Exemple (Les garanties produits)

La durée de vie des biens de consommation fait l’objet de nombreuses critiques. Certains industriels font l’objet d’accusations d’obsolescence programmée, c’est-à-dire, de réduire volontairement la durée de vie de leurs produits afin d’accroire la fréquence des renouvellements et leur chiffre d’affaires. Le phénomène est important et un projet de loi visant à limiter ces pratiques porté par le ministre délégué à la Consommation est présenté en 2013 à l’Assemblée Nationale.
Face à ce phénomène, des entreprises choisissent un positionnement axé sur la qualité et la durabilité en proposant des produits offrant des garanties supérieures à 5 ans. Parmi eux, Miele communique également sur des tests d’endurance réalisés sur des lave-linges concluant à des durées de vie moyennes très supérieures à la moyenne des constructeurs[3].

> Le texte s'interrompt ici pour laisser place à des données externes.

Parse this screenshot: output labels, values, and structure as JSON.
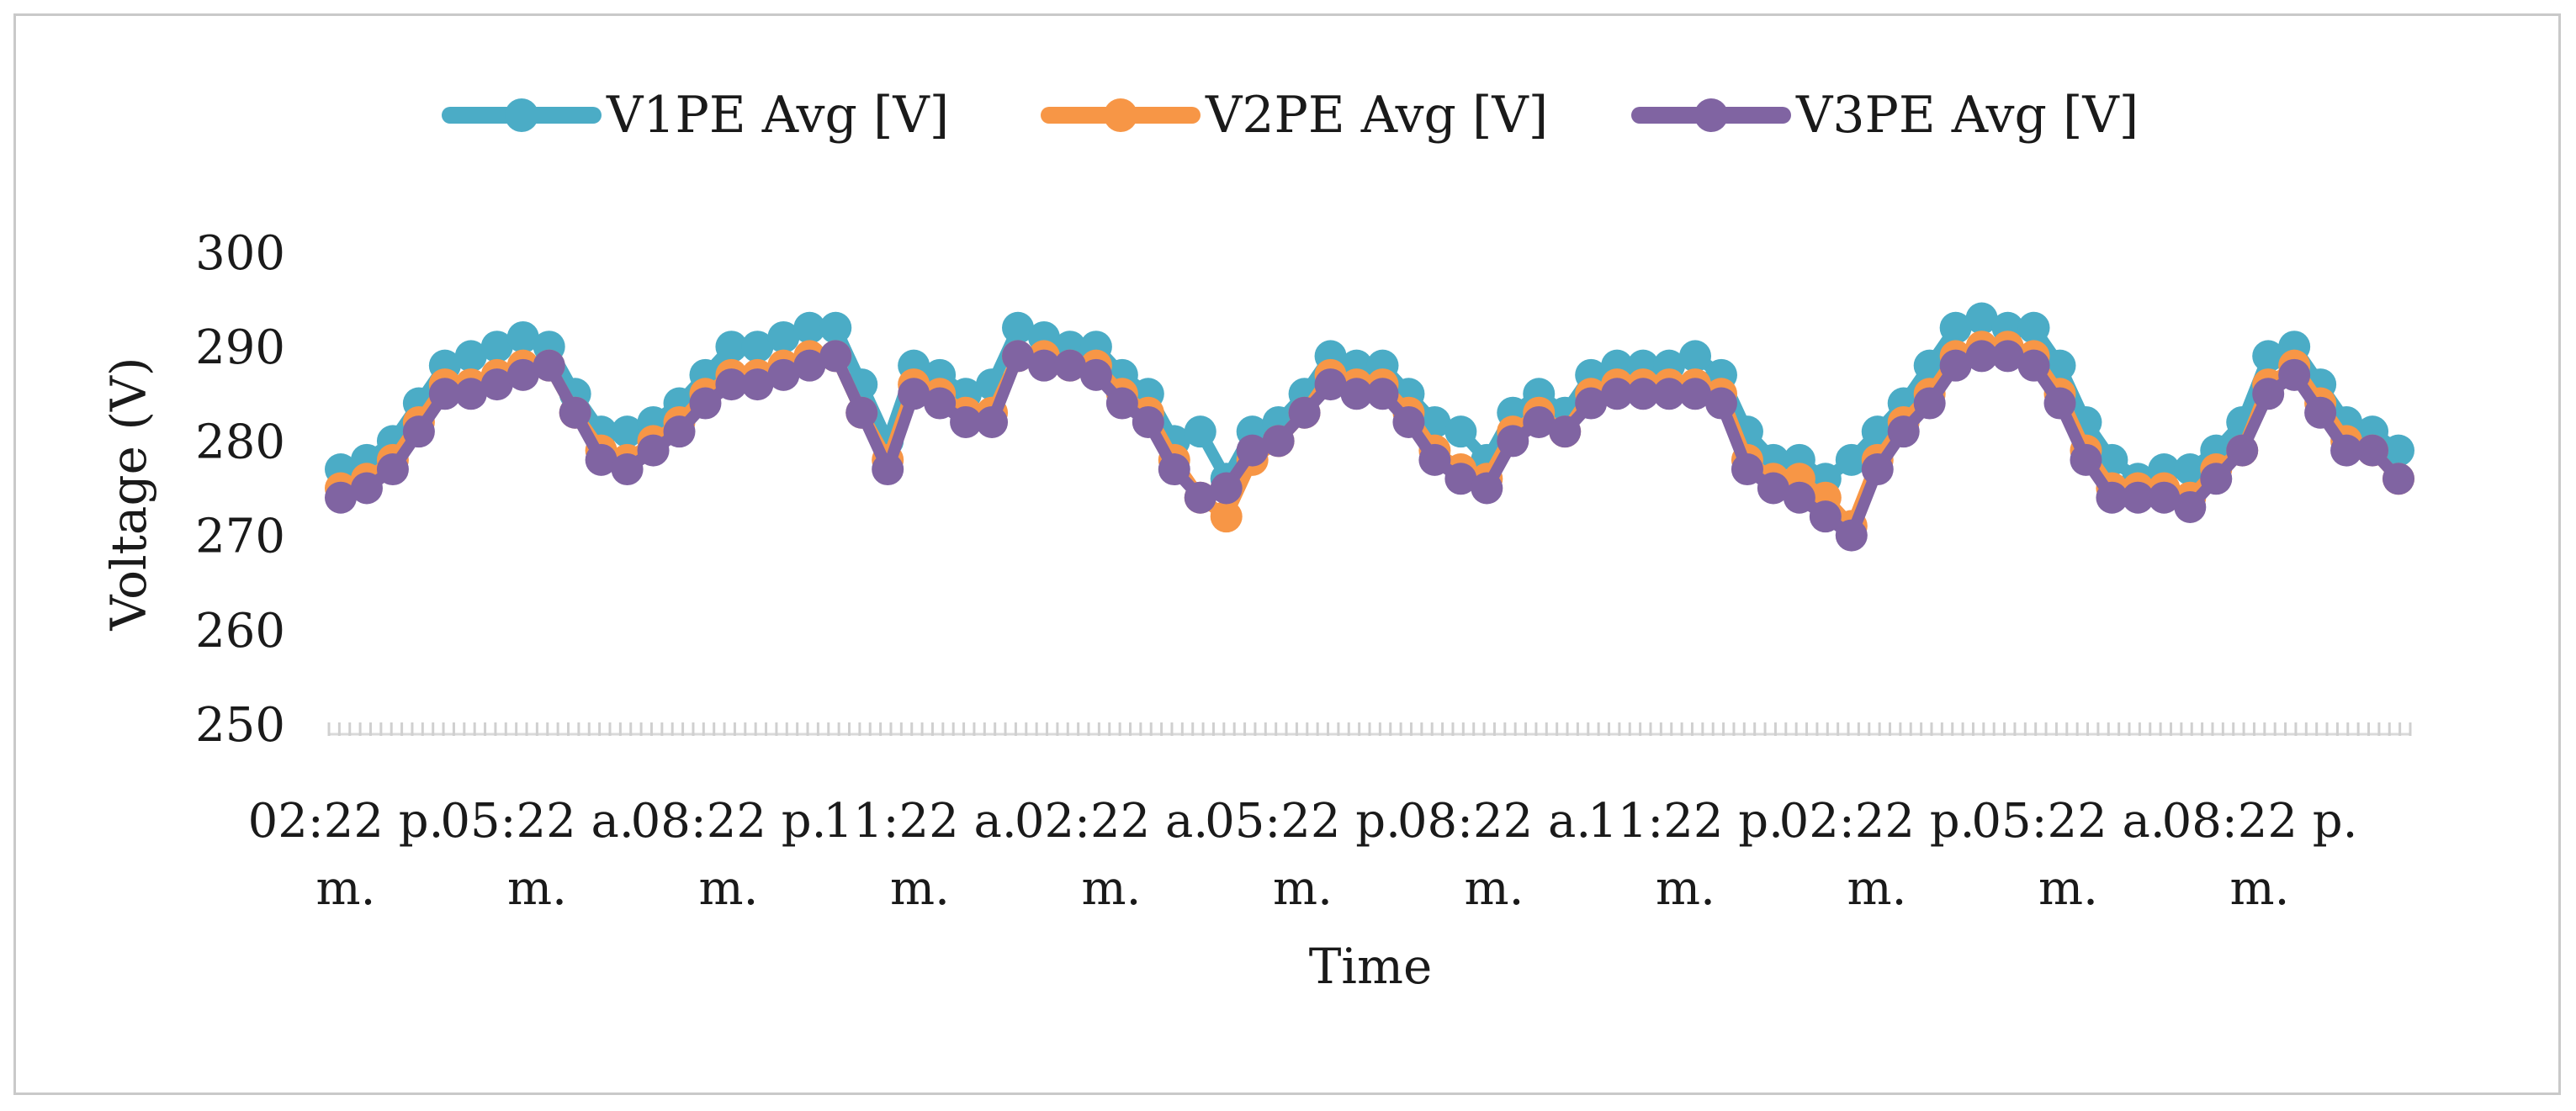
{
  "chart_data": {
    "type": "line",
    "title": "",
    "xlabel": "Time",
    "ylabel": "Voltage (V)",
    "ylim": [
      250,
      300
    ],
    "yticks": [
      250,
      260,
      270,
      280,
      290,
      300
    ],
    "grid": false,
    "legend_position": "top",
    "x_tick_labels": [
      {
        "line1": "02:22 p.",
        "line2": "m."
      },
      {
        "line1": "05:22 a.",
        "line2": "m."
      },
      {
        "line1": "08:22 p.",
        "line2": "m."
      },
      {
        "line1": "11:22 a.",
        "line2": "m."
      },
      {
        "line1": "02:22 a.",
        "line2": "m."
      },
      {
        "line1": "05:22 p.",
        "line2": "m."
      },
      {
        "line1": "08:22 a.",
        "line2": "m."
      },
      {
        "line1": "11:22 p.",
        "line2": "m."
      },
      {
        "line1": "02:22 p.",
        "line2": "m."
      },
      {
        "line1": "05:22 a.",
        "line2": "m."
      },
      {
        "line1": "08:22 p.",
        "line2": "m."
      }
    ],
    "series": [
      {
        "name": "V1PE Avg [V]",
        "color": "#4bacc6",
        "values": [
          277,
          278,
          280,
          284,
          288,
          289,
          290,
          291,
          290,
          285,
          281,
          281,
          282,
          284,
          287,
          290,
          290,
          291,
          292,
          292,
          286,
          280,
          288,
          287,
          285,
          286,
          292,
          291,
          290,
          290,
          287,
          285,
          280,
          281,
          276,
          281,
          282,
          285,
          289,
          288,
          288,
          285,
          282,
          281,
          278,
          283,
          285,
          283,
          287,
          288,
          288,
          288,
          289,
          287,
          281,
          278,
          278,
          276,
          278,
          281,
          284,
          288,
          292,
          293,
          292,
          292,
          288,
          282,
          278,
          276,
          277,
          277,
          279,
          282,
          289,
          290,
          286,
          282,
          281,
          279
        ]
      },
      {
        "name": "V2PE Avg [V]",
        "color": "#f79646",
        "values": [
          275,
          276,
          278,
          282,
          286,
          286,
          287,
          288,
          288,
          283,
          279,
          278,
          280,
          282,
          285,
          287,
          287,
          288,
          289,
          289,
          283,
          278,
          286,
          285,
          283,
          283,
          289,
          289,
          288,
          288,
          285,
          283,
          278,
          274,
          272,
          278,
          280,
          283,
          287,
          286,
          286,
          283,
          279,
          277,
          276,
          281,
          283,
          281,
          285,
          286,
          286,
          286,
          286,
          285,
          278,
          276,
          276,
          274,
          271,
          278,
          282,
          285,
          289,
          290,
          290,
          289,
          285,
          279,
          275,
          275,
          275,
          274,
          277,
          279,
          286,
          288,
          284,
          280,
          279,
          276
        ]
      },
      {
        "name": "V3PE Avg [V]",
        "color": "#8064a2",
        "values": [
          274,
          275,
          277,
          281,
          285,
          285,
          286,
          287,
          288,
          283,
          278,
          277,
          279,
          281,
          284,
          286,
          286,
          287,
          288,
          289,
          283,
          277,
          285,
          284,
          282,
          282,
          289,
          288,
          288,
          287,
          284,
          282,
          277,
          274,
          275,
          279,
          280,
          283,
          286,
          285,
          285,
          282,
          278,
          276,
          275,
          280,
          282,
          281,
          284,
          285,
          285,
          285,
          285,
          284,
          277,
          275,
          274,
          272,
          270,
          277,
          281,
          284,
          288,
          289,
          289,
          288,
          284,
          278,
          274,
          274,
          274,
          273,
          276,
          279,
          285,
          287,
          283,
          279,
          279,
          276
        ]
      }
    ]
  }
}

6.  Attirer les meilleurs profils

La mise en œuvre d’un projet de Développement Durable au sein de l’entreprise est un moyen de renforcer son image et son attractivité, en particulier auprès des jeunes générations (voir par exemple sur la génération Y, voir n°540). Décliné au niveau de la Direction commerciale, ce projet sera un facteur positif pour attirer les meilleurs éléments au sein de la force de vente, auprès d’une population généralement moins « diplômée » que pour d’autres fonctions de l’entreprise (et pour laquelle le nombre de candidats est donc plus important).